Clinical trials underway to evaluate Reiki

Several clinical trials are being funded by the government to investigate the efficacy of Reiki.
Details can be found in the above link.

Cleveland Clinic received 371,500 for a study involving Reiki and prostate cancer.

My favorite is the 1.8 million study at the University of Michigan studying the effect of Reiki on diabetic patients with numbness in the feet and legs.

This is an interesting endeavor. Since there is no way to test for or measure the transfer of the Reiki energy which purportedly is the basis for the healing, a controlled trial was devised.
One arm will involve treatment administered by a person claiming to have the power to heal by manipulating a undetectable energy force (the "real" Reiki master) and the other arm involves someone who claims to be someone who claims to have the power to heal by manipulating an undetectable energy force (the "fake" Reiki master). Money well spent.

Another NIH sponsored trial is the " Efficacy of distant Healing in Glioblastoma treatment". In this trial "healers"-who come from various schools of distant healing will received a photograph of the patient and will send "mental intentions for healing and well being" for one per day for three days per week. Apparently, here there is no control arm in which fake healers would pretend to send a mental intention.

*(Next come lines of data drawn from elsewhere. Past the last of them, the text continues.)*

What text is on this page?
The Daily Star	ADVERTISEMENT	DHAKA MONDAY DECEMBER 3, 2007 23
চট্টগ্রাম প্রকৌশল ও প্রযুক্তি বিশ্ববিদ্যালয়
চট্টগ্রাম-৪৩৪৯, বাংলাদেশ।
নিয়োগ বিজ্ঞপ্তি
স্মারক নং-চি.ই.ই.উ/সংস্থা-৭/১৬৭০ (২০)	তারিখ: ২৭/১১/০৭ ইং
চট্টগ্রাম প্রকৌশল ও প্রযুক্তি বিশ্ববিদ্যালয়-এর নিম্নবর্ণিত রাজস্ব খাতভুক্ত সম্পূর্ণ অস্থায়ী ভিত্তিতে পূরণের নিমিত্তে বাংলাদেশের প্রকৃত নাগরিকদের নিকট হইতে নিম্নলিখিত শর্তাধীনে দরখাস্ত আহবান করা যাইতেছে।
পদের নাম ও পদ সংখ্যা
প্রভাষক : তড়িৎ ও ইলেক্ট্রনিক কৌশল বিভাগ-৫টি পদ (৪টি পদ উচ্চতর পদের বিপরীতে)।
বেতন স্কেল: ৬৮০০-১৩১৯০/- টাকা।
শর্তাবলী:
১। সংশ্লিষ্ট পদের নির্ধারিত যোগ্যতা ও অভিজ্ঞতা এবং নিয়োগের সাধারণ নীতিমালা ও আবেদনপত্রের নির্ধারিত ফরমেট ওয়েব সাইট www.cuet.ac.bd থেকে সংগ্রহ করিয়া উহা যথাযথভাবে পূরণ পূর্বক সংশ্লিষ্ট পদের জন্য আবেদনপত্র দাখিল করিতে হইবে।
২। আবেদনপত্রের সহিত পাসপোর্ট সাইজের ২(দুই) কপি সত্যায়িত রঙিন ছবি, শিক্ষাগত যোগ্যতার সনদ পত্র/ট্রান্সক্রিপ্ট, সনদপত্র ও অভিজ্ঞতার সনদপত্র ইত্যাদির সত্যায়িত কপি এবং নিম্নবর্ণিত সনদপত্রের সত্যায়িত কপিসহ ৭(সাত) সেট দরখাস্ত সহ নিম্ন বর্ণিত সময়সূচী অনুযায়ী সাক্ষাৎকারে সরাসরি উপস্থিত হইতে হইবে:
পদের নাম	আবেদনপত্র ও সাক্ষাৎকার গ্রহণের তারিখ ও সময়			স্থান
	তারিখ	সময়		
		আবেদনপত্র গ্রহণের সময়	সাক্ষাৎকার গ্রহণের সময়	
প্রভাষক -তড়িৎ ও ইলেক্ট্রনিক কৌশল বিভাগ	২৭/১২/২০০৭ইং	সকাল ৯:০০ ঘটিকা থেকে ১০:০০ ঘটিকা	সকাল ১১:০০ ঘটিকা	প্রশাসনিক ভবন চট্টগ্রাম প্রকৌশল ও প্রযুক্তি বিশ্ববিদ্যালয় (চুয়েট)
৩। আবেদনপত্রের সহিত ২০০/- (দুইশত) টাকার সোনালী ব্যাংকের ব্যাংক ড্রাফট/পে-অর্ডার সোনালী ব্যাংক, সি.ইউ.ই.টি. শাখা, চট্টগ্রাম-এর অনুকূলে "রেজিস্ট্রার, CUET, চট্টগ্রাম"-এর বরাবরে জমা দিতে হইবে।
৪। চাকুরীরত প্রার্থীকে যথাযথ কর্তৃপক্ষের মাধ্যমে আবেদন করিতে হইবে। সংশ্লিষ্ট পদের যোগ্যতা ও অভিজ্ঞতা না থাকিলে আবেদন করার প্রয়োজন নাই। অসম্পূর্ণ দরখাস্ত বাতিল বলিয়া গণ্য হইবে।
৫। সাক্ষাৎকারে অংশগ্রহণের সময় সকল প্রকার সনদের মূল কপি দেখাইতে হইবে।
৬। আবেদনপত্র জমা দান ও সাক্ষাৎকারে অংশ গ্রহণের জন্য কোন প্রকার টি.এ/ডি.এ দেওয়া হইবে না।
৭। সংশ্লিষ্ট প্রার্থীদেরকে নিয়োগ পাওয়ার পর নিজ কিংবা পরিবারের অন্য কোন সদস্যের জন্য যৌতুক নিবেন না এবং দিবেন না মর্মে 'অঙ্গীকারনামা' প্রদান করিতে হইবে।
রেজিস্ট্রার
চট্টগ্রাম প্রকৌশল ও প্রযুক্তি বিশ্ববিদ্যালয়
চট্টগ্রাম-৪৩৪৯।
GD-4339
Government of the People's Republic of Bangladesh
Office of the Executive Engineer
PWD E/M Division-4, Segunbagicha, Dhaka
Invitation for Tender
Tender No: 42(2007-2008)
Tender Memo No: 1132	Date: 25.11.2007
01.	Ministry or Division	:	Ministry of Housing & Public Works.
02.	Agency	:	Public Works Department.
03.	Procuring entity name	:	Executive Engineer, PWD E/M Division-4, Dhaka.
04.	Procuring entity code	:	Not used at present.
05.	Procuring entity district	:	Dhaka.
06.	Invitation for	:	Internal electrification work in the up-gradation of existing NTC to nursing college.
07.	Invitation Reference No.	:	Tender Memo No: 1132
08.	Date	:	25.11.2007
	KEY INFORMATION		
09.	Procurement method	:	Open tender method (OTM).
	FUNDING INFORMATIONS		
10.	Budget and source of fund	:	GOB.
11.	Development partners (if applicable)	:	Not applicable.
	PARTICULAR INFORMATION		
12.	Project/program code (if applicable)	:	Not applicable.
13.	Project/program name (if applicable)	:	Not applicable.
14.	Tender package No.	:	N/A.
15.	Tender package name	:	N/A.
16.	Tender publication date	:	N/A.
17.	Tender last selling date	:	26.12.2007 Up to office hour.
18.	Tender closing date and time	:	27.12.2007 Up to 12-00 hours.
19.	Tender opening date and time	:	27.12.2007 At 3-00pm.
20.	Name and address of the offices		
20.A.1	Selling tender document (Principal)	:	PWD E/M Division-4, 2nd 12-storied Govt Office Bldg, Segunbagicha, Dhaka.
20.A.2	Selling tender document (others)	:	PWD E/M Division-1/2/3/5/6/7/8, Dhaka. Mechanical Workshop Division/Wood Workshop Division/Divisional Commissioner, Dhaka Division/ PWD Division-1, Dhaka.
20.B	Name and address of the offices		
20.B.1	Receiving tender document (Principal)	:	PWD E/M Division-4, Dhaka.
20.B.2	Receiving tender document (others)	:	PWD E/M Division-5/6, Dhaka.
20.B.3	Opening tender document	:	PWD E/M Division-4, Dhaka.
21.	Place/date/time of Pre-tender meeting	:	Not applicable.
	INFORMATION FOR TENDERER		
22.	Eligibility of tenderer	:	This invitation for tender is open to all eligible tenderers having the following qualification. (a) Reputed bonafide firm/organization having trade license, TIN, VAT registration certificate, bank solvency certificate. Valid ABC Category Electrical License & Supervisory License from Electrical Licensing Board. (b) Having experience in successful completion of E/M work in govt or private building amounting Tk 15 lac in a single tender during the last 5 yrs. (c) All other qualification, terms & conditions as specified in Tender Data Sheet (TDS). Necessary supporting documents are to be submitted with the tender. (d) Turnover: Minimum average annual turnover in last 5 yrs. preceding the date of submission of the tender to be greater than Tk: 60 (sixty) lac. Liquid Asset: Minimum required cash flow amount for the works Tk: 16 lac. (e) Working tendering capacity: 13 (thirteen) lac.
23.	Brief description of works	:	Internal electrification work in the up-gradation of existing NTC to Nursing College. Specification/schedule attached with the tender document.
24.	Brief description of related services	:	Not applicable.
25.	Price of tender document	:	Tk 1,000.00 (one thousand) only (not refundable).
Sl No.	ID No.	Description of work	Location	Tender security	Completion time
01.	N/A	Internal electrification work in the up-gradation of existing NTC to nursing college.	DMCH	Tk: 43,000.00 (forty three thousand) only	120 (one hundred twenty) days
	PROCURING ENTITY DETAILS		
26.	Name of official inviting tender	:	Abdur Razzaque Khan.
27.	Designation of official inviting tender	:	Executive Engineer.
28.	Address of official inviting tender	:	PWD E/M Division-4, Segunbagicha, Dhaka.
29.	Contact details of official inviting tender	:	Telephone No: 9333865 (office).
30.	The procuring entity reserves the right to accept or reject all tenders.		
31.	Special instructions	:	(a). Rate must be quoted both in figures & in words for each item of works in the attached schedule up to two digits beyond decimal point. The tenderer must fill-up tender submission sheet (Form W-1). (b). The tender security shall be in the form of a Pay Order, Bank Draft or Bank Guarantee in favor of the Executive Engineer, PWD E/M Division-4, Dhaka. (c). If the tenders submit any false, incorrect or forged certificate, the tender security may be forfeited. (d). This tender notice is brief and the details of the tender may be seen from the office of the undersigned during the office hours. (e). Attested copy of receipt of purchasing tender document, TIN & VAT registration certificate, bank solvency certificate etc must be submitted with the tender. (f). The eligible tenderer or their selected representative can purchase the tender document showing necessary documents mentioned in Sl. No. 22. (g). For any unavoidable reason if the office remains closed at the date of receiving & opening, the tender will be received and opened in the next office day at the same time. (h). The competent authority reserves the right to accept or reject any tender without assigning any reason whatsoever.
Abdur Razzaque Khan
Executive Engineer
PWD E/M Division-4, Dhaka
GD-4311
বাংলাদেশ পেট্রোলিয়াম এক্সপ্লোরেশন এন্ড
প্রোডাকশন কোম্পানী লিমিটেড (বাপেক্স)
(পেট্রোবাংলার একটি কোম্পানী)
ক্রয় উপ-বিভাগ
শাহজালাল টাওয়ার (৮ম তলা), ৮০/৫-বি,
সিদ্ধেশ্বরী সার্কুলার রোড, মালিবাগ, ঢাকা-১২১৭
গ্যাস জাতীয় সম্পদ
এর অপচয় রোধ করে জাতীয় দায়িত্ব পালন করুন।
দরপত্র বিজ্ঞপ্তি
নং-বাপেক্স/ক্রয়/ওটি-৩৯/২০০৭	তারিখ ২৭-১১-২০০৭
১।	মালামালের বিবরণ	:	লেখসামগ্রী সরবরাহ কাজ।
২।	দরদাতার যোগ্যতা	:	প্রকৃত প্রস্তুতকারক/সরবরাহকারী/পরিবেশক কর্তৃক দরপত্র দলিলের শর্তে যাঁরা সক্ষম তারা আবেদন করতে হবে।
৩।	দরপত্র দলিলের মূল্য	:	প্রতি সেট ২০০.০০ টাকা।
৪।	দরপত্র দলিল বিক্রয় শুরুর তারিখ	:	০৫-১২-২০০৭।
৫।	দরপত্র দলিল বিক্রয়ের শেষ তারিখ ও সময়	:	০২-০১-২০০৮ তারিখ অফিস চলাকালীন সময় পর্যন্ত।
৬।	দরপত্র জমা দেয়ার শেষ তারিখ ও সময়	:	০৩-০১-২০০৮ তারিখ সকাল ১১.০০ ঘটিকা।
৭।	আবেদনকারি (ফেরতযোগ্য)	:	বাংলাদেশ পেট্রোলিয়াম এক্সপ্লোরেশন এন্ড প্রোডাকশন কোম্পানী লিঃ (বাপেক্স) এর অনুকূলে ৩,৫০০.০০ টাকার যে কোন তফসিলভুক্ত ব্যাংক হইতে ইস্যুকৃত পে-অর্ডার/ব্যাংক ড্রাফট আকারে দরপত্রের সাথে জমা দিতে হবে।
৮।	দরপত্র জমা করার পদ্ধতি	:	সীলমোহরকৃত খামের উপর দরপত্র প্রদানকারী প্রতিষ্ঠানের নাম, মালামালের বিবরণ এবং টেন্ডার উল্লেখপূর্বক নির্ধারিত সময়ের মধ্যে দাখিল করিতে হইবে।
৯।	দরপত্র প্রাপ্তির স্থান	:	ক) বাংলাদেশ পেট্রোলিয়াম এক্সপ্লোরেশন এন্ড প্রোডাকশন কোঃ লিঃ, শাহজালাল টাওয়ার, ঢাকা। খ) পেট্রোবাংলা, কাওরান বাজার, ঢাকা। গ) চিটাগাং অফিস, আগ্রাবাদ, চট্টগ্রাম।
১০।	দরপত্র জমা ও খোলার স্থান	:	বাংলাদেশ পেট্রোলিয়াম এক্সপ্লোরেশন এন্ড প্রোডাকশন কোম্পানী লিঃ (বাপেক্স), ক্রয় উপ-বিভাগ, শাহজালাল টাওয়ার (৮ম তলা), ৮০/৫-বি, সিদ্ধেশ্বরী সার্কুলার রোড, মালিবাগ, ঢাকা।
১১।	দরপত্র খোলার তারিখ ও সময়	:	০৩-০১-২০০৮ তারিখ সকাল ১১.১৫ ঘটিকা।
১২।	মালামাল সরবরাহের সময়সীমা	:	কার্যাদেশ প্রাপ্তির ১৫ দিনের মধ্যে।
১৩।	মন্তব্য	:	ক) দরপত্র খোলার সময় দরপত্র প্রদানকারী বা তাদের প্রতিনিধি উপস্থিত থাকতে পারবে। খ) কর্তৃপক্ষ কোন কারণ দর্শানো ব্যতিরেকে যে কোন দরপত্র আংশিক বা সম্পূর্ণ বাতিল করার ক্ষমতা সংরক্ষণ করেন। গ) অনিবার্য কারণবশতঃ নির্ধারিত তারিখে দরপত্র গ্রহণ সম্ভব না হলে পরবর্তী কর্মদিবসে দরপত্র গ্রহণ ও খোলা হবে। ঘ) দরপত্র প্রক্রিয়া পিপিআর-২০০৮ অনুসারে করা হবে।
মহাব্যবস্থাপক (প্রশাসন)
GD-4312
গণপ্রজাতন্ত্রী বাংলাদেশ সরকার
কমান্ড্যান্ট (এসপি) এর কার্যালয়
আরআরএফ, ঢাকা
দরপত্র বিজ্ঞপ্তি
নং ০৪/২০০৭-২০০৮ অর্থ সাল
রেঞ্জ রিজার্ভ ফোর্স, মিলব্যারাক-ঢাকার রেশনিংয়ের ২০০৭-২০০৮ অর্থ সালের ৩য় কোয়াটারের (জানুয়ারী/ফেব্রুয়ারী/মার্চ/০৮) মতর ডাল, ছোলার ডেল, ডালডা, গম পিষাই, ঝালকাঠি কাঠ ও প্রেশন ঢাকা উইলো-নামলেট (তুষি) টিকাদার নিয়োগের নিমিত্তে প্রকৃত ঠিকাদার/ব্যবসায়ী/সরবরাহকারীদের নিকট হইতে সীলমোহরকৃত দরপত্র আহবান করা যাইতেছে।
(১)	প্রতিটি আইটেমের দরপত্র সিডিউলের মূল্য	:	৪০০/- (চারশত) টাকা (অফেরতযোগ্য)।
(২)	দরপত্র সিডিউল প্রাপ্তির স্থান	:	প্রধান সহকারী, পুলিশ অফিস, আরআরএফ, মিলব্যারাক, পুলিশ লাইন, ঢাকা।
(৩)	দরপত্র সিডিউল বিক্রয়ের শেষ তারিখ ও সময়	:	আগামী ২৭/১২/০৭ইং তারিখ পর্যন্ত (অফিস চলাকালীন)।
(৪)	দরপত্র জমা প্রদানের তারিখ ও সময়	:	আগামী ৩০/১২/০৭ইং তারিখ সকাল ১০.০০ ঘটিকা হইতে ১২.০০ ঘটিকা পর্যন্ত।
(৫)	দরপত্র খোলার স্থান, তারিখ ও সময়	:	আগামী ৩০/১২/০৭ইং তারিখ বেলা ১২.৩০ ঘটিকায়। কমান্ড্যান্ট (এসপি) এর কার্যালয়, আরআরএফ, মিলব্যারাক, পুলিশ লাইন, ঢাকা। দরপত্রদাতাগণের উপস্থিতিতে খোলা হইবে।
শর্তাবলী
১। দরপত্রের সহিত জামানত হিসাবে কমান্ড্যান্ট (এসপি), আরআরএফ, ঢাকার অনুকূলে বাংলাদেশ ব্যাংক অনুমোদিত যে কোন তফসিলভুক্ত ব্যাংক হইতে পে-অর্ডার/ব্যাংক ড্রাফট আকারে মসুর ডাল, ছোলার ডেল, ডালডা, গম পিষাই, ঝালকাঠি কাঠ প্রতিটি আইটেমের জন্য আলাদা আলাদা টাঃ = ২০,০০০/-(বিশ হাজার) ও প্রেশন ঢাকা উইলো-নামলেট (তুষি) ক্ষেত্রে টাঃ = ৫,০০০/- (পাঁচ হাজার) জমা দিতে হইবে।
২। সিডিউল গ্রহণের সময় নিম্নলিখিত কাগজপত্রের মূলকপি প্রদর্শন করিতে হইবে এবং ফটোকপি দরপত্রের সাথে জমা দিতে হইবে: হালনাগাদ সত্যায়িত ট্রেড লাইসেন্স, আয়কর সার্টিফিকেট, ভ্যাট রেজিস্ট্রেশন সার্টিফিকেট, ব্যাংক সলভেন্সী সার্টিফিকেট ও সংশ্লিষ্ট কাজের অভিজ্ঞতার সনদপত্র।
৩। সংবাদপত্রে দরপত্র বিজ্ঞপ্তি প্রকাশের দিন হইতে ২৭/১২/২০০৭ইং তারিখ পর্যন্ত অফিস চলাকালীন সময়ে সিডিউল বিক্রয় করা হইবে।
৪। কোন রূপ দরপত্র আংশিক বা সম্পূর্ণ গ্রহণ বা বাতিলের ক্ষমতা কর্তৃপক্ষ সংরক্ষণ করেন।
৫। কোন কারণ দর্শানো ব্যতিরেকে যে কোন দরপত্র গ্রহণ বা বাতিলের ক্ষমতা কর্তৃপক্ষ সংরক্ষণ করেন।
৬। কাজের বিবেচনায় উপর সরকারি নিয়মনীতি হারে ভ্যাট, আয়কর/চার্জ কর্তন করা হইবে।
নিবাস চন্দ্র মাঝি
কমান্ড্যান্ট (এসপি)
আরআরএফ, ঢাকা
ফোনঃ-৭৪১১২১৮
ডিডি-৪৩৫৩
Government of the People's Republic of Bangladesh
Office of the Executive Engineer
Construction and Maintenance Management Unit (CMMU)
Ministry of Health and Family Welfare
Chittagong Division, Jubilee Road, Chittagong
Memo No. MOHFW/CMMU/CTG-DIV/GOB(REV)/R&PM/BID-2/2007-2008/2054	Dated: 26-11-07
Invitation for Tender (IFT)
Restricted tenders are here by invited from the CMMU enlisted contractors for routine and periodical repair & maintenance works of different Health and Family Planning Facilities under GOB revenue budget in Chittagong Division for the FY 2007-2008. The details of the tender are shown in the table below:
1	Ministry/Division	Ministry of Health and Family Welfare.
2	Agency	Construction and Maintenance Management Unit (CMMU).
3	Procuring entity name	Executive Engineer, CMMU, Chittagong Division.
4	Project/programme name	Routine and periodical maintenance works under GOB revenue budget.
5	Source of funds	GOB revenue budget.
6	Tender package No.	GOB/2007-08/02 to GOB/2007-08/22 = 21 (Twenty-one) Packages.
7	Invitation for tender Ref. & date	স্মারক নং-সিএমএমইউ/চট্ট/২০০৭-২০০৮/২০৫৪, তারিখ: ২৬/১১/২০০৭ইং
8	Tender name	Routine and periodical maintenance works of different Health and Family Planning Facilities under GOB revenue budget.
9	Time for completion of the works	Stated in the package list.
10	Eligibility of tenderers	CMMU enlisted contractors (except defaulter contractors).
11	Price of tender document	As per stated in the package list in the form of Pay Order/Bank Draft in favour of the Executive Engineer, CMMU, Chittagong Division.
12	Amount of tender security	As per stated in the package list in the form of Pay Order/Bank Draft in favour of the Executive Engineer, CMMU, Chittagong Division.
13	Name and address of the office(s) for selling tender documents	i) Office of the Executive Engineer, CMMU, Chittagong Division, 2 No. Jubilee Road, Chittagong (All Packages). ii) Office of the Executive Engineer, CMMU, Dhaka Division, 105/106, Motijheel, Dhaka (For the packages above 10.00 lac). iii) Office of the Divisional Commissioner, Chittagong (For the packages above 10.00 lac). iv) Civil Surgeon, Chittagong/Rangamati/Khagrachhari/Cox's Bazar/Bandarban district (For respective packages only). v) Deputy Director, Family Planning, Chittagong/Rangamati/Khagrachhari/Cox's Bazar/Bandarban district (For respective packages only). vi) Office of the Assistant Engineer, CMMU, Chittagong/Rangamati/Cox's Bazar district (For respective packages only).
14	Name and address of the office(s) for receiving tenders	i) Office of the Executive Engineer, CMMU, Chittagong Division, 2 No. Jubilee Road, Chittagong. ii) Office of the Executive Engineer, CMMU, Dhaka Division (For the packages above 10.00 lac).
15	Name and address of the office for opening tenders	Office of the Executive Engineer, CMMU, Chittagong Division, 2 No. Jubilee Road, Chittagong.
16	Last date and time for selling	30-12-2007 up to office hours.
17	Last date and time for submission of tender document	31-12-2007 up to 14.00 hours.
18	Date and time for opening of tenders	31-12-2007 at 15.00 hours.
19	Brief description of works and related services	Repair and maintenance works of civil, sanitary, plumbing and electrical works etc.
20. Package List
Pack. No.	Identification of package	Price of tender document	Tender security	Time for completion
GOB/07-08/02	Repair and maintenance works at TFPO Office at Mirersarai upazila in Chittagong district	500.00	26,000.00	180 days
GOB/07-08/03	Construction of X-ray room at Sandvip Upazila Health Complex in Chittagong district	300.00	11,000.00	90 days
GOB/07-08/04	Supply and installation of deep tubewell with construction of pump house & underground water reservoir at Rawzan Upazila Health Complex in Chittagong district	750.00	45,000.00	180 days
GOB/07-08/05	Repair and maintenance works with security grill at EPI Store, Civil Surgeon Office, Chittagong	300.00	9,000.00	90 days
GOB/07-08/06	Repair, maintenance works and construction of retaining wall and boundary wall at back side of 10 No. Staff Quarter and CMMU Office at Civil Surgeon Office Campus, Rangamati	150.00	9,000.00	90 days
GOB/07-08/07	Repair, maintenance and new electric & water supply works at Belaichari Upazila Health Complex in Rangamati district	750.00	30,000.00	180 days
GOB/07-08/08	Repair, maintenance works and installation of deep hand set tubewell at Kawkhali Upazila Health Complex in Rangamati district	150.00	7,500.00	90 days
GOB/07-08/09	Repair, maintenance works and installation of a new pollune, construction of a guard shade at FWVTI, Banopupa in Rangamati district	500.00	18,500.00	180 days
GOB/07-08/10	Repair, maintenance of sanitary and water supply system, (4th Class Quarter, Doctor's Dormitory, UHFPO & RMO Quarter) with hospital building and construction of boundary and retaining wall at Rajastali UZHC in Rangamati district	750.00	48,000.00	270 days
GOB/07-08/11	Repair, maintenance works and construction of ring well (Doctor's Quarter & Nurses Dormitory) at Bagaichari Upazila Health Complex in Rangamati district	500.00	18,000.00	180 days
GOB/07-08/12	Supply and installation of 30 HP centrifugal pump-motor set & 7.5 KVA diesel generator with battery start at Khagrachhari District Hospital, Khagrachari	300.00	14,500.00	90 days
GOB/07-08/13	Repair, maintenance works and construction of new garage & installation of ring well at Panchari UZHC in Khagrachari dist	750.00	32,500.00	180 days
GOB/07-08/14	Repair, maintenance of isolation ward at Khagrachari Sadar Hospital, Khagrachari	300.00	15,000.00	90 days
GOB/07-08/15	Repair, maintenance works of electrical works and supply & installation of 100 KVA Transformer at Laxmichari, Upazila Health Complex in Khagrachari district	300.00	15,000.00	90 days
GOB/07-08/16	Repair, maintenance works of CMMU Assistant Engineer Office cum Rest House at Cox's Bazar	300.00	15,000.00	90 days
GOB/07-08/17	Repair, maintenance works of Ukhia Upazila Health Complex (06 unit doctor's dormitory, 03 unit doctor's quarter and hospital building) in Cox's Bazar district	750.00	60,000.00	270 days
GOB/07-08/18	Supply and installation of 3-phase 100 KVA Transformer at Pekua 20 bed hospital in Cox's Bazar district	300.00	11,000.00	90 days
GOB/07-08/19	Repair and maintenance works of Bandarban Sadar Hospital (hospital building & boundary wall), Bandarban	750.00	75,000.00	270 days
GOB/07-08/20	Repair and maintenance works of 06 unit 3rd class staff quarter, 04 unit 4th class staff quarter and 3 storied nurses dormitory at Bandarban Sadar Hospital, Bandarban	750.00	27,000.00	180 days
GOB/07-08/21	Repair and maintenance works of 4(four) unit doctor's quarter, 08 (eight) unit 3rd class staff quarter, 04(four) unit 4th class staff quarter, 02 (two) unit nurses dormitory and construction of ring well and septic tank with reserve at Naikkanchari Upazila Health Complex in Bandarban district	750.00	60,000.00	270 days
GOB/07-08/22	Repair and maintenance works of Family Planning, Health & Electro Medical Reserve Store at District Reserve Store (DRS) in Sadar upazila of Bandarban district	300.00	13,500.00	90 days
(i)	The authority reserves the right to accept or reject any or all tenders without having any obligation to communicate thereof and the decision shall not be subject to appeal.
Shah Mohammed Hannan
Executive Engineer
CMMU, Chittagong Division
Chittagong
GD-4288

Dr. Steven Barrett was quoted in a Medscape book review of an IOM report on CAM:

"Methods that are plausible should be tested with well-designed clinical trials. The rest should be discarded"

Can someone explain why the NIH is funding such trials?

1 comment:

Anonymous said...

This waste of money and time in the name of, but opposing the intention of, evidence-based medicine is compounded by fake "balance" in any science reporting in the common media, and why we have such tragedies as the Abraham Cherrix case in Virginia. I am not weighing in on the issue of whether one 16 year old can refuse treatment, but on the myth that the kid is making an informed choice. Many folks seem to think there actually IS some legitimate therapeutic alternative that the boy is using. Why? Because the ignorant fallacy of "balance" has led to pandering a false equivalency. The same lazy journalist's dodge that allows them to pretend a few "maverick" scientists balance the consensus on human contributions to climate change, or that a couple of retired physicists pontificating about "intelligent design" deserve airtime. That's why Hoxsey's snake oil is getting all this free advertising, because the me-too, oh-so-earnest android TV "news" stars love to gaze into Abraham's eyes and tell him how brave he is to buck the Man, rather than turn their faces away in shame at how well they have encouraged ignorance.

Sorry about the rant there, but I am so annoyed at the waste of money and lives and the promotion of faith-based (i.e., pretend, magical thinking) "medicine".